Cumhurbaşkanı Erdoğan AK Parti TBMM Grup Toplantısında Konuşuyor

AK Parti Genel Başkanı ve Cumhurbaşkanı Recep Tayyip Erdoğan, partisinin TBMM Grup toplantısında konuşuyor.

Cumhurbaşkanı Erdoğan AK Parti TBMM Grup Toplantısında Konuşuyor

Cumhurbaşkanı Erdoğan'ın konuşmalarından satır başları:

Meclis gündemi zaten yoğun, mevcut kanun görüşmelerinin yanı sıra, pek çok yeni konu komisyonlarda ve genel kurulda bizi bekliyor. Yeni Anayasa konusunda meclisimize ve grubumuza önemli görevler düşecektir.

AK Parti grubunun 2023 hedeflerine ülkemizi adım adım yaklaştıracağına inanıyorum. Her bir milletvekilimiz yasama faaliyetlerine en aktif şekilde katılarak bu yükü paylaşacaktır.

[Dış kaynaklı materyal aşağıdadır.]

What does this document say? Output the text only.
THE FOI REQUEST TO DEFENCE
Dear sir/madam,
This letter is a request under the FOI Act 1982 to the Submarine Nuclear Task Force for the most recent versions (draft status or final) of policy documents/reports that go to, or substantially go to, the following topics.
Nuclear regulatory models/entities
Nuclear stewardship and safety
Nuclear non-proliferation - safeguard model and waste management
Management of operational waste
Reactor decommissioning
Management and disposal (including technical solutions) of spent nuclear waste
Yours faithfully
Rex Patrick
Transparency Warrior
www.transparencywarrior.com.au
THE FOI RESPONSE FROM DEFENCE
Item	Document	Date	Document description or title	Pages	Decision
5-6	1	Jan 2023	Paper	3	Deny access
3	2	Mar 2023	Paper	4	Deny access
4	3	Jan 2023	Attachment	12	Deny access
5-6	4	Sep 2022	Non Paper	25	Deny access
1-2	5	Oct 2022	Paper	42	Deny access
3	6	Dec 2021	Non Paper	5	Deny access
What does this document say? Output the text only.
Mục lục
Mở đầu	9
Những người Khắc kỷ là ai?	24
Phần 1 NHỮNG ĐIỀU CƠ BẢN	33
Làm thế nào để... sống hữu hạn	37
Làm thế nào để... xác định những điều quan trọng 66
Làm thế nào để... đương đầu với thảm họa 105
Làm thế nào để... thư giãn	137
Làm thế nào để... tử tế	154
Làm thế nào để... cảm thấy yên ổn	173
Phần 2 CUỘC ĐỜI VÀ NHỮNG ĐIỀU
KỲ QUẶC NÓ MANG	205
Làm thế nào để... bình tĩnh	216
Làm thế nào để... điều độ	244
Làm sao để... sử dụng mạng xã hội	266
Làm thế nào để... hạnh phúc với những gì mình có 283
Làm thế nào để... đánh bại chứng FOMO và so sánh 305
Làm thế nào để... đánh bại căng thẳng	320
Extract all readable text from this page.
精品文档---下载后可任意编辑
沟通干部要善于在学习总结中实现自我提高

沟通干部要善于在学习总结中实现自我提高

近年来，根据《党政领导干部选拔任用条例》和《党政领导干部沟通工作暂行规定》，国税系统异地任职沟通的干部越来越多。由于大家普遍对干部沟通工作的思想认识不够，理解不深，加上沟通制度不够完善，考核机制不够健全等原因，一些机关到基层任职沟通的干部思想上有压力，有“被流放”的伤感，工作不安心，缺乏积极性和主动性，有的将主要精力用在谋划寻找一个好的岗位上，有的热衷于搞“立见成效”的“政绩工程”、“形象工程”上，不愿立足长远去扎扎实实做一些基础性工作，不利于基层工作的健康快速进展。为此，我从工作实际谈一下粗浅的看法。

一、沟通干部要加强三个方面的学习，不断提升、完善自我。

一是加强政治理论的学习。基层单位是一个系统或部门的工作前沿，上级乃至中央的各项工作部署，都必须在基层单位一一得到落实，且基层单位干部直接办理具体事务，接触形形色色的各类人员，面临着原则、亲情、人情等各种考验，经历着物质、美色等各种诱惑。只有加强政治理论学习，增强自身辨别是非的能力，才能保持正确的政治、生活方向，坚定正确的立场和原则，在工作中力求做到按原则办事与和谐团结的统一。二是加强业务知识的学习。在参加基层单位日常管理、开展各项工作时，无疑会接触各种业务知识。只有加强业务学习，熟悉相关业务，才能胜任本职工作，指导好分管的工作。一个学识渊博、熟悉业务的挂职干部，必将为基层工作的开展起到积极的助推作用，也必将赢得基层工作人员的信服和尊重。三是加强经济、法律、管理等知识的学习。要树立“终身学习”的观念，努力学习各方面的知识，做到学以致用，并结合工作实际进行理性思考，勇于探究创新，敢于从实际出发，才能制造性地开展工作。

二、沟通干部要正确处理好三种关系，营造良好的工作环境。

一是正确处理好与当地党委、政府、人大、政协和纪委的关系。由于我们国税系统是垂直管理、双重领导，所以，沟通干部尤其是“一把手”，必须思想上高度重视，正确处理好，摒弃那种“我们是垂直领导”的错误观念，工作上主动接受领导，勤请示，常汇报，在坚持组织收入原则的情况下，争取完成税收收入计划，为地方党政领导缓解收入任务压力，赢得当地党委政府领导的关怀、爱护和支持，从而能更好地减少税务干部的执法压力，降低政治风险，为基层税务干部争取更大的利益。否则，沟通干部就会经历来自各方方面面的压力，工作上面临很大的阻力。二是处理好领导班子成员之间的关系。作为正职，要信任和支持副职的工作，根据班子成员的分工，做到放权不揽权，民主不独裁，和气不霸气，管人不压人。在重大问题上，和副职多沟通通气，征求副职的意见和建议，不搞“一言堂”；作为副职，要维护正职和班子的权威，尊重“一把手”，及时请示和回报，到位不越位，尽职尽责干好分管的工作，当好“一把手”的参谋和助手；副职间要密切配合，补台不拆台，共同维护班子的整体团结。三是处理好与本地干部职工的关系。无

Meclisin ve ülkenin lokomotifi sizler olacaksınız. 

Geçtiğimiz 19 yıldaki eserlerimizi ve hizmetlerimizi yeni dönemin başlangıcı olarak görüyoruz. Türkiye'nin 19 yıl önceki halini yaşı 35-40'ın altındaki vatandaşlarımız pek hatırlamaz. Hükümete geldiğimizde her alanda, yokluk, yasaklar, zulüm içerisindeki ülke devraldık. 

AK Parti iktidara geldiğinde CHP genel başkanı herhalde 50'lerinin başındaydı. Kendisinden 20 yıl öncesinin Türkiye'si ile bugünün Türkiye'sini elini vicdanına koyarak karşılaştırmasını istiyoruz.

Bu zatın ağzından "pek çok eksik var ama yanlış var ama memlekette şöyle iyi bir şey de yapıldı" sözünü duymadık.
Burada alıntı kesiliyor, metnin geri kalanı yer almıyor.